The human development index was meant to shift the focus of development economics from national income accounting, and towards people-centered policies. It measures the life expectancy at birth, the mean years of schooling among those aged 25 years and the expected years of schooling of those aged five years, as well as the standard of living of the citizens by looking at the Gross National Income per capita.
According to the report, Kenya is ranked at 145 out of 186 countries of which data is available, in the level of low human development. Kenya has an under five mortality of 85 deaths per 1000 births, life expectancy of fifty seven years, adult literacy rate of 87%(over 15 years) and GNI per capita of 1,541 USA dollars as per 2005 rates. Although Kenya is best ranked among countries of the East African Community, with Uganda ranked 162, Tanzania 152, Rwanda at 167 and Burundi at 178, clearly there remains massive room for improvement.
The three notable “drivers of development”, according to the UNDP report, which have propelled the growth of economies such as India, Brazil, China, Mexico and Indonesia, which Kenyan policy makers might want to take heed of include the following:

  • A proactive developmental state that has a long term vision and leadership, with shared norms and values, rules and institutions that build trust and cohesion, and are pragmatic in terms of policies and ideologies they adopt to bring about human development.

  • Tapping of global markets. The strategy should be one of “importing what the world knows and exporting what it wants.” It is imperative that Kenya adopts a policy that is maneuvers between excessive liberalization and statism, depending on its unique capabilities. Regionalism is also encouraged, as is focusing on niche products.

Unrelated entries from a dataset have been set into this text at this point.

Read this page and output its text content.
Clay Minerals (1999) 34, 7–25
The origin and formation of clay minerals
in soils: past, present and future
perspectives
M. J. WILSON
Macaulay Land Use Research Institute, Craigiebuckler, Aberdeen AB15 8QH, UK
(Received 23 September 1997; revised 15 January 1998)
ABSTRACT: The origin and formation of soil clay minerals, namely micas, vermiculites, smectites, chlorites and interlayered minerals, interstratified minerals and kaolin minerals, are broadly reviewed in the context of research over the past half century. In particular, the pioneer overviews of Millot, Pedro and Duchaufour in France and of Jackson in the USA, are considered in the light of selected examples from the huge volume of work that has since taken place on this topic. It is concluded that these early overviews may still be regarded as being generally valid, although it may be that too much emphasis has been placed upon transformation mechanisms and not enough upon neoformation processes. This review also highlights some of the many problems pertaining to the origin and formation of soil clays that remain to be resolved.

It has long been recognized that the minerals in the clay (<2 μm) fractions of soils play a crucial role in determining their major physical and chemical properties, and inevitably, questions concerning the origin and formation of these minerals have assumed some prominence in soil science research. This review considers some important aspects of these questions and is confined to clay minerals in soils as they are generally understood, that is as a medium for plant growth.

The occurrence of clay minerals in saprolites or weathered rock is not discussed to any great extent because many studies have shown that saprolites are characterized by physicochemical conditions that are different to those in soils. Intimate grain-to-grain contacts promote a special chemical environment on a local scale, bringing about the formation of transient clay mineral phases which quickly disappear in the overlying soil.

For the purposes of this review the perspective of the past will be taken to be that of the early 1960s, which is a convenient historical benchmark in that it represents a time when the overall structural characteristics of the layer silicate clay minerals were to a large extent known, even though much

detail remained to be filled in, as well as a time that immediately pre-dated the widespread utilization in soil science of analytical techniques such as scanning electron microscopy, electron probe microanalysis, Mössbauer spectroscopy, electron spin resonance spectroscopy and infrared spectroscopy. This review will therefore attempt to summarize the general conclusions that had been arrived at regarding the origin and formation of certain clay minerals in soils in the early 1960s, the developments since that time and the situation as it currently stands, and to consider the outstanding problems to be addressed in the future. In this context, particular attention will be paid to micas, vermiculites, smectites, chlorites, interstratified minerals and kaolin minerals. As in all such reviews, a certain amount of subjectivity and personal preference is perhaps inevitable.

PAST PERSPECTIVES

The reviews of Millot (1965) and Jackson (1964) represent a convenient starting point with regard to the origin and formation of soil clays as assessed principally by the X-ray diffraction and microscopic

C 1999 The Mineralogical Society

  • Determined social policy innovation. The report encourages public investment in infrastructure, which was largely been the case in the Kibaki administration, and looks set to continue with the jubilee government, as well as in education and health. The investment in health could certainly improve, and the free maternal service to be offered is a step in the right direction. The Kenyan government should also end discrimination and unequal treatment, according to gender, age and ethnicity. I hope the 30% rule, as well as making illegal cultural practices such as FGM and wife inheritance, as well as child marriages go a long way in fighting this. The civil society should also keep the government and leadership accountable.

Kenya can also improve include increasing the income of Kenyans, reducing poverty, gender and inter generational inequality, social integration that has been damaged by fractious politics and historical injustices, and human insecurity. Human insecurity caused by hunger, disease, crime, unemployment, human rights violations and environmental challenges is a major challenge to the jubilee government, the private sector and civil society to bring about human development. It must be addressed as a national crisis.
The UNDP report concludes that less developed countries can learn and benefit from success of emerging economies in the south, new institutions and new partnerships can facilitate regional integration and development, and new global governance institutions that reflect the new realities of a more powerful south are needed.
In a nutshell, Kenya’s human development index is much lower than I thought it would be, especially when compared with countries such as Ghana, Libya, South Africa, Mauritius and Botswana. The undo report gives clear and concise recommendations on what we should do if we want to develop, drag millions of Kenyans out of poverty and join the exciting and innovative countries of the south as an African lion that puts human development at the very centre of its policies and economic agenda.